Was ist mit diesem Sport passiert? Ein Blick auf den aktuellen Zustand des Fußballs. Dieser Blog ist etwas länger als die üblichen Blogs – Resultat der großen Leidenschaft des Autors, der den Fußball noch nicht komplett aufgegeben hat, aber mit großen Sorgen auf seinen Lieblingssport schaut.


Der Mythos des Maracanã-Stadions

Quelle: www.deutschlandfunk.de

Beginnen möchte ich mit der letzten WM, vielmehr mit dem Stadion, in dem Deutschland 2014 Weltmeister wurde: das Maracanã-Stadion in Rio de Janeiro. Anfang 2017 gingen Bilder um die Sportwelt, die jeden Fußballfan erschüttern mussten – aber bezeichnenderweise nur wenig Reaktion hervorriefen: die Bilder des verrottenden Maracanã-Stadions in Rio de Janeiro.

Um die Tragweite dieser Bilder zu ergreifen, muss man ein paar Jahrzehnte in die Geschichte zurückgehen.

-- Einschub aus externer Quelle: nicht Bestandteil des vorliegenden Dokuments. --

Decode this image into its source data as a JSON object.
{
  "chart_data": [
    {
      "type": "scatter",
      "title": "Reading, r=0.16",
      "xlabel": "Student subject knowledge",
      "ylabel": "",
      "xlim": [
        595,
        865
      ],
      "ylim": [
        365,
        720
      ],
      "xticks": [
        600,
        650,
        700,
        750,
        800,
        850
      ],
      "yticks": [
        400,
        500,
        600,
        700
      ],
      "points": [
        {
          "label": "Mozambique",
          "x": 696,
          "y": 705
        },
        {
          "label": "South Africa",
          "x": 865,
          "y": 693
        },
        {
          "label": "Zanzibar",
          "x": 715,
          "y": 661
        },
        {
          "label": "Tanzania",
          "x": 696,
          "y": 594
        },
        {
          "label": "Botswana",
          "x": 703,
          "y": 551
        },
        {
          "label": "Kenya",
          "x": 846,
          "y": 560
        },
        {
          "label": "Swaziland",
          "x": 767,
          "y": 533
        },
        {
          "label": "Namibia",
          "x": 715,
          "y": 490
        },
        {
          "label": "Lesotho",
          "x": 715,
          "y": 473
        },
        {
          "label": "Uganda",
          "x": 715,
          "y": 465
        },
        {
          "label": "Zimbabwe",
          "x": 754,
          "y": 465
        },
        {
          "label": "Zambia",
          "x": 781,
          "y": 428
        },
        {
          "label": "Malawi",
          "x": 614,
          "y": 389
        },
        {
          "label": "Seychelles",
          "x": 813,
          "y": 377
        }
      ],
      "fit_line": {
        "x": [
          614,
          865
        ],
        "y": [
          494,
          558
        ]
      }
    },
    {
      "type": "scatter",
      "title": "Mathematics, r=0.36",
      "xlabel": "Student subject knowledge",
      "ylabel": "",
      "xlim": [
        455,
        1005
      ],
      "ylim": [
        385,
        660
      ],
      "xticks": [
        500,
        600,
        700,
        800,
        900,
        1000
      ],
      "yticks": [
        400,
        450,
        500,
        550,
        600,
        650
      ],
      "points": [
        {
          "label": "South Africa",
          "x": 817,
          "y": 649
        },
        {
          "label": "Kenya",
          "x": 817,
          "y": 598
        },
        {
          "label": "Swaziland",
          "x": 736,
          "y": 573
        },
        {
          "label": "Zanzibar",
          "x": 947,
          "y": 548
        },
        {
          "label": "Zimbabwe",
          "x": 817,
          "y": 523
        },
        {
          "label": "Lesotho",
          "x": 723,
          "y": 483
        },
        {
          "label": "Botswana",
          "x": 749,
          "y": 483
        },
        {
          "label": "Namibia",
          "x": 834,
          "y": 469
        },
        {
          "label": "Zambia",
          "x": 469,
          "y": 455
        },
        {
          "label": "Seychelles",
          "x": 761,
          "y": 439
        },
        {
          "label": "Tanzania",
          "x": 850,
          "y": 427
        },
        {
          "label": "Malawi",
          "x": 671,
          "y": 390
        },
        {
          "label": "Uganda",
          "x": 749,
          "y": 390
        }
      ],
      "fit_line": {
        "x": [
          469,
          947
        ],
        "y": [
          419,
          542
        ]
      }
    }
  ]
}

Es ist der 16. Juli 1950, Anpfiff im Maracanã-Stadion zum entscheidenden Gruppenspiel der Finalrunde der Fußballweltmeisterschaft. Ein schwüler Nachmittag, dessen drückende Hitze sich auf das Publikum zu übertragen schien. Etwa 220.000 Menschen, die größte Menschenmenge, die je ein Fußballspiel live verfolgte, war in das Stadion geströmt. Die Euphorie im Land war erdrückend. Ganz Brasilien will, ja muss endlich Weltmeister werden. Glanzvolle Namen wie Ademir, Zizinho, Jair und Friaça hatten das Land zum absoluten Favoriten gemacht.

Mühelos war die „Seleção“ durch das Turnier spaziert und brauchte nur noch ein Unentschieden gegen den Außenseiter Uruguay, um den ersehnten Titel zu holen. Als Friaça in der 47. Minute das 1:0 erzielt, versinkt das riesige Rund des Maracanã in einem kollektiven Freudentaumel, Böllersalven schießen in den flimmernden Nachmittagshimmel.

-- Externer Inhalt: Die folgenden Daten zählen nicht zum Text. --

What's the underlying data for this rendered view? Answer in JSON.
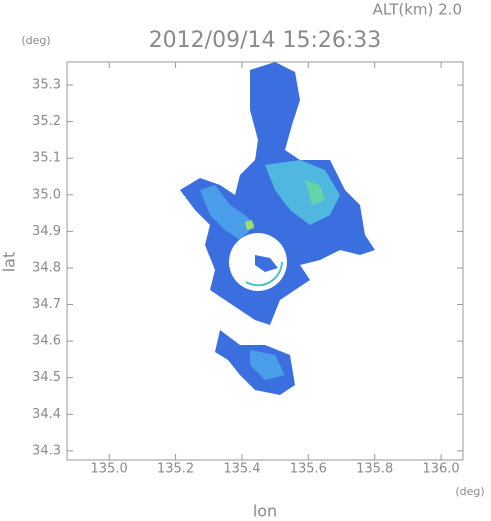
{
  "chart_data": {
    "type": "map",
    "title": "2012/09/14 15:26:33",
    "subtitle": "ALT(km) 2.0",
    "x_label": "lon",
    "y_label": "lat",
    "x_unit": "(deg)",
    "y_unit": "(deg)",
    "xlim": [
      134.873,
      136.066
    ],
    "ylim": [
      34.275,
      35.363
    ],
    "xticks": [
      {
        "value": 135,
        "label": "135.0"
      },
      135.2,
      135.4,
      135.6,
      135.8,
      {
        "value": 136,
        "label": "136.0"
      }
    ],
    "yticks": [
      34.3,
      34.4,
      34.5,
      34.6,
      34.7,
      34.8,
      34.9,
      {
        "value": 35,
        "label": "35.0"
      },
      35.1,
      35.2,
      35.3
    ]
  }
}
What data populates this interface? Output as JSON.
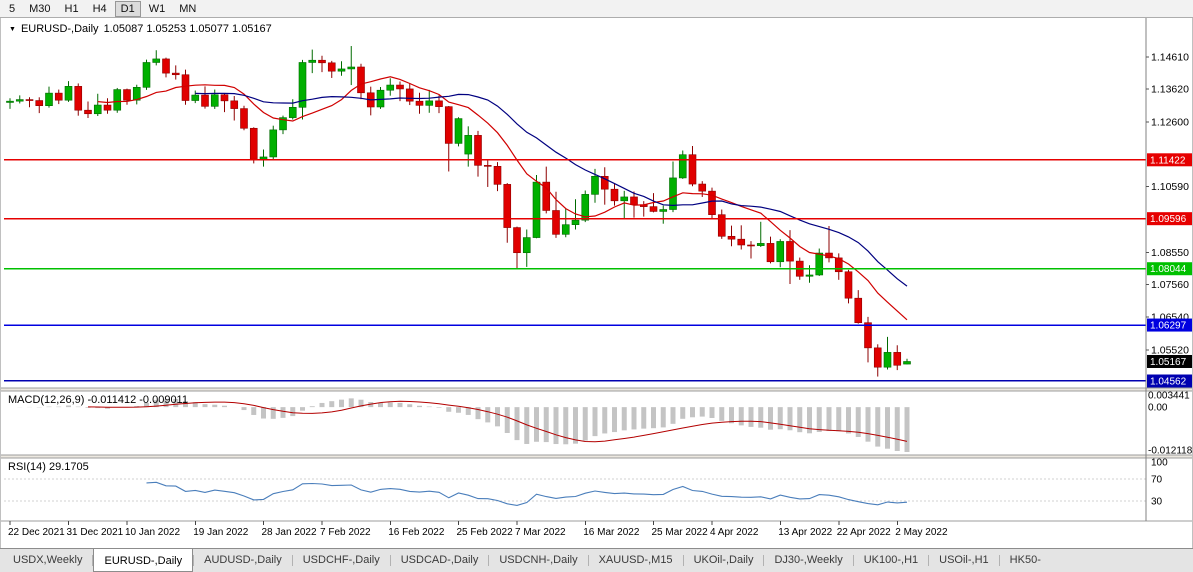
{
  "toolbar": {
    "timeframes": [
      "5",
      "M30",
      "H1",
      "H4",
      "D1",
      "W1",
      "MN"
    ],
    "active": "D1"
  },
  "chart": {
    "title_symbol": "EURUSD-,Daily",
    "title_ohlc": "1.05087 1.05253 1.05077 1.05167"
  },
  "indicators": {
    "macd": {
      "label": "MACD(12,26,9) -0.011412 -0.009011"
    },
    "rsi": {
      "label": "RSI(14) 29.1705"
    }
  },
  "tabs": [
    {
      "label": "USDX,Weekly",
      "active": false
    },
    {
      "label": "EURUSD-,Daily",
      "active": true
    },
    {
      "label": "AUDUSD-,Daily",
      "active": false
    },
    {
      "label": "USDCHF-,Daily",
      "active": false
    },
    {
      "label": "USDCAD-,Daily",
      "active": false
    },
    {
      "label": "USDCNH-,Daily",
      "active": false
    },
    {
      "label": "XAUUSD-,M15",
      "active": false
    },
    {
      "label": "UKOil-,Daily",
      "active": false
    },
    {
      "label": "DJ30-,Weekly",
      "active": false
    },
    {
      "label": "UK100-,H1",
      "active": false
    },
    {
      "label": "USOil-,H1",
      "active": false
    },
    {
      "label": "HK50-",
      "active": false
    }
  ],
  "chart_data": {
    "type": "candlestick",
    "symbol": "EURUSD-,Daily",
    "timeframe": "Daily",
    "ohlc_current": {
      "open": 1.05087,
      "high": 1.05253,
      "low": 1.05077,
      "close": 1.05167
    },
    "candle_colors": {
      "bull": "#00b000",
      "bull_border": "#006a00",
      "bear": "#e00000",
      "bear_border": "#8e0000"
    },
    "candles": [
      [
        1.132,
        1.1333,
        1.13,
        1.1324
      ],
      [
        1.1324,
        1.1342,
        1.1317,
        1.1329
      ],
      [
        1.1329,
        1.1336,
        1.1305,
        1.1326
      ],
      [
        1.1326,
        1.1336,
        1.1287,
        1.131
      ],
      [
        1.131,
        1.1369,
        1.1304,
        1.1349
      ],
      [
        1.1349,
        1.136,
        1.1315,
        1.1327
      ],
      [
        1.1327,
        1.1386,
        1.1322,
        1.137
      ],
      [
        1.137,
        1.1379,
        1.1279,
        1.1296
      ],
      [
        1.1296,
        1.1323,
        1.1272,
        1.1285
      ],
      [
        1.1285,
        1.1347,
        1.1278,
        1.1312
      ],
      [
        1.1312,
        1.1333,
        1.1285,
        1.1296
      ],
      [
        1.1296,
        1.1365,
        1.1288,
        1.136
      ],
      [
        1.136,
        1.1363,
        1.1313,
        1.1327
      ],
      [
        1.1327,
        1.1375,
        1.1314,
        1.1367
      ],
      [
        1.1367,
        1.1453,
        1.1359,
        1.1444
      ],
      [
        1.1444,
        1.1482,
        1.1435,
        1.1455
      ],
      [
        1.1455,
        1.1459,
        1.1398,
        1.1411
      ],
      [
        1.1411,
        1.1435,
        1.1391,
        1.1406
      ],
      [
        1.1406,
        1.1422,
        1.1313,
        1.1326
      ],
      [
        1.1326,
        1.1357,
        1.1318,
        1.1343
      ],
      [
        1.1343,
        1.137,
        1.1301,
        1.1308
      ],
      [
        1.1308,
        1.136,
        1.13,
        1.1344
      ],
      [
        1.1344,
        1.1349,
        1.129,
        1.1325
      ],
      [
        1.1325,
        1.134,
        1.1264,
        1.1301
      ],
      [
        1.1301,
        1.131,
        1.1234,
        1.124
      ],
      [
        1.124,
        1.1243,
        1.1131,
        1.1144
      ],
      [
        1.1144,
        1.1174,
        1.1121,
        1.1151
      ],
      [
        1.1151,
        1.1248,
        1.1141,
        1.1235
      ],
      [
        1.1235,
        1.1279,
        1.1222,
        1.1273
      ],
      [
        1.1273,
        1.133,
        1.1267,
        1.1305
      ],
      [
        1.1305,
        1.1452,
        1.1267,
        1.1444
      ],
      [
        1.1444,
        1.1484,
        1.1411,
        1.1451
      ],
      [
        1.1451,
        1.1465,
        1.1414,
        1.1443
      ],
      [
        1.1443,
        1.1449,
        1.1396,
        1.1417
      ],
      [
        1.1417,
        1.1448,
        1.1403,
        1.1424
      ],
      [
        1.1424,
        1.1495,
        1.1374,
        1.143
      ],
      [
        1.143,
        1.144,
        1.133,
        1.135
      ],
      [
        1.135,
        1.1369,
        1.128,
        1.1306
      ],
      [
        1.1306,
        1.1368,
        1.13,
        1.1358
      ],
      [
        1.1358,
        1.1395,
        1.1341,
        1.1374
      ],
      [
        1.1374,
        1.1385,
        1.1324,
        1.1362
      ],
      [
        1.1362,
        1.138,
        1.1312,
        1.1324
      ],
      [
        1.1324,
        1.135,
        1.1285,
        1.1311
      ],
      [
        1.1311,
        1.1359,
        1.1288,
        1.1325
      ],
      [
        1.1325,
        1.1342,
        1.1287,
        1.1307
      ],
      [
        1.1307,
        1.1309,
        1.1106,
        1.1193
      ],
      [
        1.1193,
        1.1274,
        1.1184,
        1.127
      ],
      [
        1.116,
        1.1246,
        1.1121,
        1.1218
      ],
      [
        1.1218,
        1.1232,
        1.109,
        1.1125
      ],
      [
        1.1125,
        1.1144,
        1.1058,
        1.1122
      ],
      [
        1.1122,
        1.1135,
        1.1045,
        1.1066
      ],
      [
        1.1066,
        1.107,
        1.0885,
        1.0932
      ],
      [
        1.0932,
        1.0935,
        1.0806,
        1.0854
      ],
      [
        1.0854,
        1.0926,
        1.081,
        1.0901
      ],
      [
        1.0901,
        1.1095,
        1.0899,
        1.1073
      ],
      [
        1.1073,
        1.1121,
        1.0976,
        1.0985
      ],
      [
        1.0985,
        1.1043,
        1.09,
        1.0911
      ],
      [
        1.0911,
        1.0991,
        1.0902,
        1.0941
      ],
      [
        1.0941,
        1.102,
        1.0926,
        1.0955
      ],
      [
        1.0955,
        1.1047,
        1.0949,
        1.1035
      ],
      [
        1.1035,
        1.1114,
        1.1009,
        1.1091
      ],
      [
        1.1091,
        1.1119,
        1.1003,
        1.1051
      ],
      [
        1.1051,
        1.1069,
        1.1,
        1.1015
      ],
      [
        1.1015,
        1.1046,
        1.0961,
        1.1027
      ],
      [
        1.1027,
        1.1044,
        1.0963,
        1.1003
      ],
      [
        1.1003,
        1.1014,
        1.0966,
        1.0997
      ],
      [
        1.0997,
        1.1039,
        1.0979,
        1.0982
      ],
      [
        1.0982,
        1.1,
        1.0944,
        1.0988
      ],
      [
        1.0988,
        1.1137,
        1.098,
        1.1086
      ],
      [
        1.1086,
        1.1171,
        1.1083,
        1.1158
      ],
      [
        1.1158,
        1.1185,
        1.106,
        1.1067
      ],
      [
        1.1067,
        1.1076,
        1.1027,
        1.1045
      ],
      [
        1.1045,
        1.1056,
        1.096,
        1.0972
      ],
      [
        1.0972,
        1.0988,
        1.0897,
        1.0905
      ],
      [
        1.0905,
        1.0938,
        1.0874,
        1.0896
      ],
      [
        1.0896,
        1.0939,
        1.0864,
        1.0878
      ],
      [
        1.0878,
        1.089,
        1.0836,
        1.0876
      ],
      [
        1.0876,
        1.095,
        1.0872,
        1.0883
      ],
      [
        1.0883,
        1.0904,
        1.0821,
        1.0826
      ],
      [
        1.0826,
        1.0896,
        1.0809,
        1.0889
      ],
      [
        1.0889,
        1.0924,
        1.0757,
        1.0828
      ],
      [
        1.0828,
        1.0839,
        1.077,
        1.0781
      ],
      [
        1.0781,
        1.0815,
        1.0761,
        1.0785
      ],
      [
        1.0785,
        1.0867,
        1.0782,
        1.0853
      ],
      [
        1.0853,
        1.0937,
        1.0824,
        1.0838
      ],
      [
        1.0838,
        1.0852,
        1.077,
        1.0795
      ],
      [
        1.0795,
        1.0801,
        1.0697,
        1.0713
      ],
      [
        1.0713,
        1.0738,
        1.0634,
        1.0637
      ],
      [
        1.0637,
        1.0655,
        1.0514,
        1.0559
      ],
      [
        1.0559,
        1.057,
        1.047,
        1.0499
      ],
      [
        1.0499,
        1.0593,
        1.0492,
        1.0545
      ],
      [
        1.0545,
        1.0567,
        1.049,
        1.0505
      ],
      [
        1.05087,
        1.05253,
        1.05077,
        1.05167
      ]
    ],
    "date_ticks": [
      {
        "label": "22 Dec 2021",
        "i": 0
      },
      {
        "label": "31 Dec 2021",
        "i": 6
      },
      {
        "label": "10 Jan 2022",
        "i": 12
      },
      {
        "label": "19 Jan 2022",
        "i": 19
      },
      {
        "label": "28 Jan 2022",
        "i": 26
      },
      {
        "label": "7 Feb 2022",
        "i": 32
      },
      {
        "label": "16 Feb 2022",
        "i": 39
      },
      {
        "label": "25 Feb 2022",
        "i": 46
      },
      {
        "label": "7 Mar 2022",
        "i": 52
      },
      {
        "label": "16 Mar 2022",
        "i": 59
      },
      {
        "label": "25 Mar 2022",
        "i": 66
      },
      {
        "label": "4 Apr 2022",
        "i": 72
      },
      {
        "label": "13 Apr 2022",
        "i": 79
      },
      {
        "label": "22 Apr 2022",
        "i": 85
      },
      {
        "label": "2 May 2022",
        "i": 91
      }
    ],
    "price_axis_ticks": [
      1.1461,
      1.1362,
      1.126,
      1.1059,
      1.0855,
      1.0756,
      1.0654,
      1.0552
    ],
    "levels": [
      {
        "price": 1.11422,
        "color": "#e60000"
      },
      {
        "price": 1.09596,
        "color": "#e60000"
      },
      {
        "price": 1.08044,
        "color": "#00c000"
      },
      {
        "price": 1.06297,
        "color": "#0000e0"
      },
      {
        "price": 1.04562,
        "color": "#0000b0"
      }
    ],
    "current_price": {
      "value": 1.05167,
      "badge_color": "#000000"
    },
    "moving_averages": [
      {
        "type": "sma",
        "period": 10,
        "color": "#d00000"
      },
      {
        "type": "sma",
        "period": 20,
        "color": "#000080"
      }
    ],
    "macd": {
      "params": [
        12,
        26,
        9
      ],
      "macd_value": -0.011412,
      "signal_value": -0.009011,
      "axis_values": [
        0.003441,
        0,
        -0.012118
      ],
      "axis_labels": [
        "0.003441",
        "0.00",
        "-0.012118"
      ],
      "bar_color": "#c4c4c4",
      "signal_color": "#b30000"
    },
    "rsi": {
      "period": 14,
      "value": 29.1705,
      "axis_values": [
        100,
        70,
        30
      ],
      "levels": [
        70,
        30
      ],
      "color": "#4a7ebb"
    }
  }
}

Dann der Schock: Schiaffino gleicht in der 66. Minute für Urugay aus. Der entscheidende Angriff dann in der 79. Minute, der das Stadion von einem Augenblick zum nächsten totenstill machen wird: Uruguays Ghiggia geht auf der rechten Seite durch, nähert sich dem brasilianischen Torhüter Barbosa. Jeder rechnet mit einer Flanke in die Mitte, aber Ghiggia zielt auf das kurze Eck und macht das 2:1. Die Entscheidung. Das ganze Land ist betäubt und unter Schock, alleine im Stadion gibt es mehrere Selbstmorde.

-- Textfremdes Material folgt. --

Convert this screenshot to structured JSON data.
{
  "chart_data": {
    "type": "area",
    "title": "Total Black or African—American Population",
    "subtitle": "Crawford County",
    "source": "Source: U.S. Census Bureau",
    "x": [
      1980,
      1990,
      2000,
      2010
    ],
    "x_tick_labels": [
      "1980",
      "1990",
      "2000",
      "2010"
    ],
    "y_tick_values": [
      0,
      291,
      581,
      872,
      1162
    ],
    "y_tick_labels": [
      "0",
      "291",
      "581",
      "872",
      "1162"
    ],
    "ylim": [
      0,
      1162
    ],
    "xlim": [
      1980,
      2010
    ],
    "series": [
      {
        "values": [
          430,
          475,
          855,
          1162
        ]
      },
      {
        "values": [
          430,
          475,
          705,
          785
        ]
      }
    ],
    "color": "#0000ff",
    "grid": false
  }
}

Bis heute gibt es in der kollektiven Wahrnehmung dieses Landes kein einschneidenderes Erlebnis. Vielleicht hat es in der Geschichte des Fußballs kein Spiel gegeben, das derart mit den Hoffnungen und Träumen einer ganzen Nation aufgeladen war wie jenes „Maracanaço“. Entsprechend hoch war die Fallhöhe, entsprechend traumatisch die Niederlage.

Quelle: www.livemint.com

Trotz aller späteren Erfolge der „Seleção“: dieses Spiel ist bis heute das Spiel der brasilianischen Fußballgeschichte, die Zahl der Bücher, die über dieses eine Spiel verfasst wurden, ist Legion. Man muss die Ereignisse um dieses epische Spiel im Hinterkopf haben, wenn man die aktuellen Bilder dieses Stadions sieht, die herausgerissenen Sitze, den braunen Rasen, die kaputten Wände. Selbst die Bronze-Statue, die an den Journalisten Mario Filho erinnert, den offiziellen Namensgeber des Stadions, ist rausgerissen worden.

 

Wie konnte diese Schande passieren? Und warum steht der Verfall des Maracanã beispielhaft für das Ende des Fußballs?

 

Garrincha

Auch hier hilft ein Blick auf den brasilianischen Fußball und auf den brasilianischen Fußballer schlechthin: Garrincha.

Auch wenn Pelé der berühmteste und wohl auch stärkste Fußballer Brasiliens gewesen ist: der bis heute populärste Fußballer Brasiliens ist Manuel Francisco dos Santos, genannt Garrincha. Er war ein Krüppel, sein Rücken war deformiert, sein linkes Bein war 6 cm länger als sein rechtes, zudem war sein linkes Bein ein O-Bein, während das rechte ein X-Bein war. Großgeworden ist er in einem elenden Dschungeldorf, mit 19 Jahren wurde er zu einem Probetraining zum Erstligisten Botafogo nach Rio de Janeiro eingeladen. Botafogo war eine der stärksten Mannschaften jener Zeit, entsprechend mitleidig schauten die Spieler auf diesen Krüppel, der auf das Spielfeld gewankt kam.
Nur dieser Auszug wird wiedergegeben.